1. Start with working code

2. Introduce bug

3. Identify bug

4. Write a regression test

5. Bisect with new test

In many cases you can skip the bisect because the description of the bug makes it clear where the issue is, but not always.

Izkata 3 days ago||
Important addendum to 4 that can throw someone their first time - Put the new test in a new file and don't commit it to the repo yet. You don't want it to disappear or conflict with old versions of the test file when bisect checks old commits.
nixpulvis 3 days ago|||
I've always liked having regression tests somewhat isolated anyway, so this works well with that.
lloydatkinson 3 days ago|||
This is one annoying footgun. It would be great if git could ignore some special .bisect directory during the entire process. This way the script doesn’t need a load of ../..
trenchpilgrim 3 days ago|||
Create a .bisect directory and stick a gitignore inside it that ignores the folder. Or, add .bisect/ to a global gitignore file.
1718627440 2 days ago|||
You can checkout the bisect script commit in another directoy. Or use $git bisect run $(git show ...).
masklinn 3 days ago|||
> Automatic unit tests, CI/CD, should have caught it first.

Tests can't prove the absence of bugs, only their presence. Bugs or regressions will slip through.

Bisect is for when that happens and the cause is not obvious.

slang800 3 days ago|||
Sometimes you notice a problem that your unit tests didn't cover and want to figure out where it was introduced. That's where git bisect shines.

You can go back and efficiently run a new test across old commits.

tmoertel 3 days ago|||
I don't think it's that simple. For example: Show me the unit tests and CI/CD scripts you would write to prove your code is free from security holes.

Yet, once you've identified a hole, you can write a script to test for it, run `git biset` to identify what commit introduced the hole, and then triage the possible fallout.

lucasoshiro 2 days ago|||
Ideally, we should write bug-free code, but we can't. There are some tools to avoid bugs, tests are one of them. Those tools avoid them, but not mitigate. Bisect doesn't replace tests, it only helps find where the bugs are happening. After finding and fixing the bugs, it's a good idea to write a test covering that bug.

To sum up: bisect and tests are not in opposite sides, they complement each other

trenchpilgrim 3 days ago|||
"We write unit tests so our code doesn't have bugs."

"What if the unit tests have bugs?"

anthomtb 3 days ago||
Binary searching your commit history and using version control software to automate the process just seems so...obvious?

I get that author learned a new-to-him technique and is excited to share with the world. But to this dev, with a rapidly greying beard, the article has the vibe of "Hey bro! You're not gonna believe this. But I just learned the Pope is catholic."
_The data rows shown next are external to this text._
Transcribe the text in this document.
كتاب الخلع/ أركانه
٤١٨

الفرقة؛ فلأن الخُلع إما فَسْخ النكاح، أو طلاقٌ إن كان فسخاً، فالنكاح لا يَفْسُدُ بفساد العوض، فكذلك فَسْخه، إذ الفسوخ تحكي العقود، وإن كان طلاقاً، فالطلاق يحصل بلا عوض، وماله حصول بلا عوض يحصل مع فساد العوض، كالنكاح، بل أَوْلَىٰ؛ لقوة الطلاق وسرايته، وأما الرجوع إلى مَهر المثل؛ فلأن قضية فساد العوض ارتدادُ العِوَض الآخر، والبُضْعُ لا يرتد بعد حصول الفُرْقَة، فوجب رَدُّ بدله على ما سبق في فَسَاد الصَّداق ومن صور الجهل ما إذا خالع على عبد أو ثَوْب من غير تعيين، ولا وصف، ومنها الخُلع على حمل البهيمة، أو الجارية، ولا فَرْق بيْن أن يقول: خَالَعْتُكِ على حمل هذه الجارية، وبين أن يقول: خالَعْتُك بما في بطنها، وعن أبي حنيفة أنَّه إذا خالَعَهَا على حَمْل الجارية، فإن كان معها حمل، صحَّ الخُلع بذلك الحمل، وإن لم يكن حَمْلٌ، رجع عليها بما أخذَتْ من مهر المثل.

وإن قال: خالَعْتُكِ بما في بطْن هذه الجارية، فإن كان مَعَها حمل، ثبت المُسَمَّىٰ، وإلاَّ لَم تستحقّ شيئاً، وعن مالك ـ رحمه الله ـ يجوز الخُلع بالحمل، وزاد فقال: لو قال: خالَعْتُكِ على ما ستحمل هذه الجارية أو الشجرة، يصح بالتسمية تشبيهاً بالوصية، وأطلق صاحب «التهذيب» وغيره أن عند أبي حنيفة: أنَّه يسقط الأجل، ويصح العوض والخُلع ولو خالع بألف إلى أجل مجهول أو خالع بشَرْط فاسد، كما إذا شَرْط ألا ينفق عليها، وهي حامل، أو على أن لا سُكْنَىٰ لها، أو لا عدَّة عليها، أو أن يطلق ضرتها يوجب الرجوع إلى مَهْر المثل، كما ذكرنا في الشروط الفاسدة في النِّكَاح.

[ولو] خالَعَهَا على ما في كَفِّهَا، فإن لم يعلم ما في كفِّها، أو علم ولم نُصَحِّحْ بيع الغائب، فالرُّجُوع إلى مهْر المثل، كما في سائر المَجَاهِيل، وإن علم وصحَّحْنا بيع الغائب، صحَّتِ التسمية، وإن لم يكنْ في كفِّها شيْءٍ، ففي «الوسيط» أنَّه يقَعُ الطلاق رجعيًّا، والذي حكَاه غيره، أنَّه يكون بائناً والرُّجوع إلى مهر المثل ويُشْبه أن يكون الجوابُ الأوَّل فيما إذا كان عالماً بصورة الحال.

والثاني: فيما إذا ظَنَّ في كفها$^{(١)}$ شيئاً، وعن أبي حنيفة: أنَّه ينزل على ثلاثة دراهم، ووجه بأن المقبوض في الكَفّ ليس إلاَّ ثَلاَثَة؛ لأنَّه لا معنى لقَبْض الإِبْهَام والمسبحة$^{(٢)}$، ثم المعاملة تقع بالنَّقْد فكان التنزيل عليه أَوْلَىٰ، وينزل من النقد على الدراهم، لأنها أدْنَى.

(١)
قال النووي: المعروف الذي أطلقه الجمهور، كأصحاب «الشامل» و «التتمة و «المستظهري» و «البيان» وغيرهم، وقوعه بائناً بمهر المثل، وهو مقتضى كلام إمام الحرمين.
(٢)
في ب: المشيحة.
Espressosaurus 3 days ago||
Seriously.

Binary search is one of the first things you learn in algorithms, and in a well-managed branch the commit tree is already a sorted straight line, so it's just obvious as hell, whether or not you use your VCS to run the bisect or you do it by hand yourself.

"Hey guys, check it out! Water is wet!"

PaulDavisThe1st 2 days ago||
ObXKCD: https://xkcd.com/1053/

I mean, do you really not know this XKCD?